This skill helps design and validate production-grade Oracle Cloud Infrastructure (OCI) landing zones for multi-tenant environments. It codifies compartment hierarchies, network topology patterns, Security Zone requirements, tagging and cost segregation strategies, and IAM guardrails. Use it to avoid common anti-patterns that cause governance, security, and cost failures.

How this skill works

The skill inspects and recommends landing zone reference architectures: compartment trees, hub-spoke vs multi-VCN topology, CIDR allocation, Security Zone enforcement, and centralized egress patterns. It provides prescriptive best practices for IAM policies, tag namespaces and mandatory tags, Security Zone recipes, and observability controls so designs are compliant and auditable.
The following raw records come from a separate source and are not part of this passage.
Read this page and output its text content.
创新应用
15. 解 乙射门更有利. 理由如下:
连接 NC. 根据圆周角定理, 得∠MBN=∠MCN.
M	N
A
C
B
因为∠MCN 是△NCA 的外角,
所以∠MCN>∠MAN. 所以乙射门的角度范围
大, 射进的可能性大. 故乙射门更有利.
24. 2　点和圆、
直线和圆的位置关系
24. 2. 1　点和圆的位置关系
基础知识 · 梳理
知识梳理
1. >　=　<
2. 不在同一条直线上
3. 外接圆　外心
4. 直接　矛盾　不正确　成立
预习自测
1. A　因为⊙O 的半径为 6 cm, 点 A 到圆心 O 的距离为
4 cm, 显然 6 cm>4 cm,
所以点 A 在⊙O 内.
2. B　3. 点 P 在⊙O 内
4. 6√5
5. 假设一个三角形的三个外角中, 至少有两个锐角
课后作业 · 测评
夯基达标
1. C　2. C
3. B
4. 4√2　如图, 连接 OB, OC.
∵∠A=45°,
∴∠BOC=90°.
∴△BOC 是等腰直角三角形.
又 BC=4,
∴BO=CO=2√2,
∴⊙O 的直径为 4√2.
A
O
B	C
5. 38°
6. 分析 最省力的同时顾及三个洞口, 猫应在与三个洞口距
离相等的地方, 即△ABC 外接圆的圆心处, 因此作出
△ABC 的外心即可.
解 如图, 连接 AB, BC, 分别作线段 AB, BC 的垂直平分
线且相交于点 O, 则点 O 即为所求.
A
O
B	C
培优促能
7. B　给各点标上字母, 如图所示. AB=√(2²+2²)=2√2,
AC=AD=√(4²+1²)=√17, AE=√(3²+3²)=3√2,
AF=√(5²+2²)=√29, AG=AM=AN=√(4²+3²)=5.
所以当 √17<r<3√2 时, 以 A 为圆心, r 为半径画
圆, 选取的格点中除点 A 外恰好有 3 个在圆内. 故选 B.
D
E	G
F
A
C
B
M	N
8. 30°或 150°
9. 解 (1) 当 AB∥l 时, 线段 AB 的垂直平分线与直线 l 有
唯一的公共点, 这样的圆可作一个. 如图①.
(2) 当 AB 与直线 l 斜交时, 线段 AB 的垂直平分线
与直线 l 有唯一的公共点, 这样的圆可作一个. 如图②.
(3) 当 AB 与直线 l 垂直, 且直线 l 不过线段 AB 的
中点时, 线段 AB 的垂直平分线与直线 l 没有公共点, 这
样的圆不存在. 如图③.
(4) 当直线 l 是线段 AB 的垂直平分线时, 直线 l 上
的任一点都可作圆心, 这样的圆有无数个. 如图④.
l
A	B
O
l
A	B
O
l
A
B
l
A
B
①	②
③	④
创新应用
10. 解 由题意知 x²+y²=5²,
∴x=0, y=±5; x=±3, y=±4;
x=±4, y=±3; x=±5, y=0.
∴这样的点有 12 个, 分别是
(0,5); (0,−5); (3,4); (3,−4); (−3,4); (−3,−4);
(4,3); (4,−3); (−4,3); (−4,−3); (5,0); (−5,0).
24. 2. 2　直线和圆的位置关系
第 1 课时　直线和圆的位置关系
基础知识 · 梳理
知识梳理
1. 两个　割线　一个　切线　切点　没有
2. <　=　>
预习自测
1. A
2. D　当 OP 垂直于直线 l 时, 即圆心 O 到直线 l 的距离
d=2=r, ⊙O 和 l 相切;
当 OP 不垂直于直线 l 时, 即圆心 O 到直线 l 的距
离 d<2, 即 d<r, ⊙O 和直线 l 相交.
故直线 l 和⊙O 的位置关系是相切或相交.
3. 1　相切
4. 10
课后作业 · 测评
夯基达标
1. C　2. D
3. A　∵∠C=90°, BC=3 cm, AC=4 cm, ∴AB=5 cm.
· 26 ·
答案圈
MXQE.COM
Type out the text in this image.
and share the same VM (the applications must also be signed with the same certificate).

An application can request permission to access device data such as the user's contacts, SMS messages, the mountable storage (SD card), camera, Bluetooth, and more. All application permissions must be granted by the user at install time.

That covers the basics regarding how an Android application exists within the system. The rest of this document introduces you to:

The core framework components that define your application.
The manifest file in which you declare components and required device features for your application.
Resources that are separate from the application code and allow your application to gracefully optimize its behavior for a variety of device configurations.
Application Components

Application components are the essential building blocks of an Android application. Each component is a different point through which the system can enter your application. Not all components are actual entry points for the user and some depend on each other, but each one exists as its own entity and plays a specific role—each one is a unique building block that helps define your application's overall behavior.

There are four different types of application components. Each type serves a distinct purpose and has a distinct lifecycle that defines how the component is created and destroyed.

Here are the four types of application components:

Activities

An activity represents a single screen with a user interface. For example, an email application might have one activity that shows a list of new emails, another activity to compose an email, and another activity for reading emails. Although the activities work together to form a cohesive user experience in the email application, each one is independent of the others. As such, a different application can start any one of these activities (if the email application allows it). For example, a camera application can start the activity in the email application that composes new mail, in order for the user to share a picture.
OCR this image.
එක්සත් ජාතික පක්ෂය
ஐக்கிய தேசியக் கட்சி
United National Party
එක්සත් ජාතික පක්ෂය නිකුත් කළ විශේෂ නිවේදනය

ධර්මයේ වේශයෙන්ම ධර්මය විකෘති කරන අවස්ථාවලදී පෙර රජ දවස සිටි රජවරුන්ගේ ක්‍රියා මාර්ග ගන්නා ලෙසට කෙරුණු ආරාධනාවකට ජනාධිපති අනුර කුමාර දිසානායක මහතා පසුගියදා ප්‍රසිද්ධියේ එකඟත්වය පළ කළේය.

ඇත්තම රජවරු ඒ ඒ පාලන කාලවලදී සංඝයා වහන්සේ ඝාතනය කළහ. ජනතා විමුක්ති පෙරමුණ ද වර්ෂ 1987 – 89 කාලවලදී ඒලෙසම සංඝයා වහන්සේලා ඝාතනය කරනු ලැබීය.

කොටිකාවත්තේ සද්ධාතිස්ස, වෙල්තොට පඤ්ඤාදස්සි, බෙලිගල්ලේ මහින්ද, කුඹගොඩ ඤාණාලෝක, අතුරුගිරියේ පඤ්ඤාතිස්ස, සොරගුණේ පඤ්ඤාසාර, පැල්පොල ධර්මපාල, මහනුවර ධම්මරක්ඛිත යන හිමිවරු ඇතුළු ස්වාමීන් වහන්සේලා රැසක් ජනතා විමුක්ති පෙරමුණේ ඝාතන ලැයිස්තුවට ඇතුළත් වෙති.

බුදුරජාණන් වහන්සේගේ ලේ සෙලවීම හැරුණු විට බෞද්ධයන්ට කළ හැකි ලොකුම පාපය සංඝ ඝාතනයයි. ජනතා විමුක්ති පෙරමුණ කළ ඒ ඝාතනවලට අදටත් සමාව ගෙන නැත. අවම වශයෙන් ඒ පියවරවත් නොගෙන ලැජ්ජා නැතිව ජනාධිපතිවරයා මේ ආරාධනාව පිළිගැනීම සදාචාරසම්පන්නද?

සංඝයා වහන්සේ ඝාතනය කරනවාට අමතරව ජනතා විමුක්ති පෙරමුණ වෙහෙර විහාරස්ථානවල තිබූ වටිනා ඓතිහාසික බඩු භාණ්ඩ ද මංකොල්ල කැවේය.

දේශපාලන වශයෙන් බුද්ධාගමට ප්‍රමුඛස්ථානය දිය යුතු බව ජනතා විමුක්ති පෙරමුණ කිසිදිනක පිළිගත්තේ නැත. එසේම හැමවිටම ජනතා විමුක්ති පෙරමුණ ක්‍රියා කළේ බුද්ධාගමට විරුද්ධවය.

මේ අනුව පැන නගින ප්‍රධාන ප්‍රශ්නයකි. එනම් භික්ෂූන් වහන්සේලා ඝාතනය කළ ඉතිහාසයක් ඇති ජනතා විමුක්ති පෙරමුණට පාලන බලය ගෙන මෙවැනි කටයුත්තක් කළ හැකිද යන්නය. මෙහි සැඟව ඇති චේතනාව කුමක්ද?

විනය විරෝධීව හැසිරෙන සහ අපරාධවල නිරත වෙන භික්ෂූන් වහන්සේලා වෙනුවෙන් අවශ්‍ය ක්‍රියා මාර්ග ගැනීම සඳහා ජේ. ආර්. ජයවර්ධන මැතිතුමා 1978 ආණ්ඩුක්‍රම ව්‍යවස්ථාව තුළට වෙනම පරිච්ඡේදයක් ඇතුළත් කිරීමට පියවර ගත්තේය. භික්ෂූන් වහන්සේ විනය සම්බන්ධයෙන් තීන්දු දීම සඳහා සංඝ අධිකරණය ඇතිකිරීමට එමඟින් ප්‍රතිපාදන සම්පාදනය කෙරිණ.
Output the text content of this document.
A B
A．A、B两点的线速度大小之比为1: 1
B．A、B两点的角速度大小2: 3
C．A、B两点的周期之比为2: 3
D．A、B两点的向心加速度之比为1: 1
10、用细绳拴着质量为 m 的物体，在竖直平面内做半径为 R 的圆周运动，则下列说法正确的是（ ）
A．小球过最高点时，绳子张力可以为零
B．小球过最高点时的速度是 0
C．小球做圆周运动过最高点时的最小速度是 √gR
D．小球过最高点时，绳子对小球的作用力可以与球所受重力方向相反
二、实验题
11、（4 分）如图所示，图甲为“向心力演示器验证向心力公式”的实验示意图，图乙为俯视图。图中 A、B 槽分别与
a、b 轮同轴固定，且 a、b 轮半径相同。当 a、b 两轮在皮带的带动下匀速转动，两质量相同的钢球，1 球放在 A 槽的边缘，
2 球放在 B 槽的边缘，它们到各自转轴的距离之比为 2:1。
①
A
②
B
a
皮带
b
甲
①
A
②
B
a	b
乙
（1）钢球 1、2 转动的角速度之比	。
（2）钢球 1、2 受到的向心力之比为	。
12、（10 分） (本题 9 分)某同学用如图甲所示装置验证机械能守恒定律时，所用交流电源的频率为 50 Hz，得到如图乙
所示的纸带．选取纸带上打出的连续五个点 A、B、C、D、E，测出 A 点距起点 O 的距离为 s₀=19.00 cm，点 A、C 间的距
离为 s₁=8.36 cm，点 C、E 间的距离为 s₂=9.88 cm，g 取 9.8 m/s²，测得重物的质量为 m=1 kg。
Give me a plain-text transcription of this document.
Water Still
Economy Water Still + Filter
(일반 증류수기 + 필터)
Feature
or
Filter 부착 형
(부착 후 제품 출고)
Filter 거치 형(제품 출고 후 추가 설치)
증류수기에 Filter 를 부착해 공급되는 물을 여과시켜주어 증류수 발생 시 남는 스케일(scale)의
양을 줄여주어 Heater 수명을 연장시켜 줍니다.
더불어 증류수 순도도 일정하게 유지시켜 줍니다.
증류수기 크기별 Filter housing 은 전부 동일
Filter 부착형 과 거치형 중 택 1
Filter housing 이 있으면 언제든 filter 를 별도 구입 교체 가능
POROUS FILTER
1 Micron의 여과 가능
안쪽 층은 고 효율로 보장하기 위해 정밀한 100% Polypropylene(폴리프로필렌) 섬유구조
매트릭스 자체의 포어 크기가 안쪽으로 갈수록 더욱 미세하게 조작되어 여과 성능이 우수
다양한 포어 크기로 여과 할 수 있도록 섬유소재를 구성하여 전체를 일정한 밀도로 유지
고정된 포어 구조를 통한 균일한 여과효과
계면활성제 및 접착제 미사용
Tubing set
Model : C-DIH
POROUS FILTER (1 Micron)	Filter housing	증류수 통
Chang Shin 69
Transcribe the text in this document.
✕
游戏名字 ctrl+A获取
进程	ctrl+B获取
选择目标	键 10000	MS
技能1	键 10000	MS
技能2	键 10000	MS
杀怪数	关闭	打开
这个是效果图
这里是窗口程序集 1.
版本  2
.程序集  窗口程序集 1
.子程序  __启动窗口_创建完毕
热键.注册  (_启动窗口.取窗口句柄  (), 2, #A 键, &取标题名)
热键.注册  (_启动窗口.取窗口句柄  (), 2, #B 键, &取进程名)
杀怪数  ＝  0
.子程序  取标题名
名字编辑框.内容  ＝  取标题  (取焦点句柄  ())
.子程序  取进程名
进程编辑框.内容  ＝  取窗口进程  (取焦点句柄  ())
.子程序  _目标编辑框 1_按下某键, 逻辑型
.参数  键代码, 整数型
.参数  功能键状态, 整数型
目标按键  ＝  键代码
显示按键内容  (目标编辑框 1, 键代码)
It flags risky configurations (flat compartments, overlapping CIDRs, resources in root, open internet exposure) and proposes corrected patterns.

When to use it

  • Designing a new multi-tenant OCI tenancy or migrating workloads into OCI
  • Establishing production landing zones with governance, security, and cost controls
  • Defining compartment hierarchies and delegation models for teams and environments
  • Choosing network topology: hub-spoke, multi-VCN, or single-VCN tradeoffs
  • Creating mandatory tagging, cost allocation, and chargeback rules
  • Preparing for compliance audits (CIS, PCI-DSS, HIPAA, SOC 2, ISO 27001)

Best practices

  • Build hierarchical compartments (Network, Security, Workloads, Shared-Services) to enable policy inheritance and delegation
  • Allocate non-overlapping CIDR ranges up front; CIDRs are effectively immutable
  • Use hub-spoke topology for centralized egress, NAT/firewall enforcement, and shared services
  • Enable Security Zones on production compartments to prevent risky resources before creation
  • Enforce least-privilege IAM per compartment and use dynamic groups for workload identities
  • Define tag namespaces and make critical tags mandatory for automated cost reporting and chargeback

Example use cases

  • Create a production landing zone with separate Prod/Test/Dev compartments and Security Zone enforcement
  • Design hub VCN with centralized NAT and Network Firewall for egress control and logging
  • Define tag namespace and mandatory tags for CostCenter, Environment, and Owner to enable chargeback
  • Plan multi-region primary/DR architecture with object replication and traffic manager DNS failover
  • Audit existing tenancy to identify flat compartments, root-resources, overlapping CIDRs, and missing Security Zones

FAQ

What is the single most costly landing zone mistake?

Using flat compartments and mixing dev/prod resources; it destroys governance, prevents delegation, and produces inaccurate cost attribution.

Can I change VCN CIDR later?

No—VCN CIDR ranges are effectively immutable. Fixing overlap often requires a rebuild and migration, so plan CIDR allocation up front.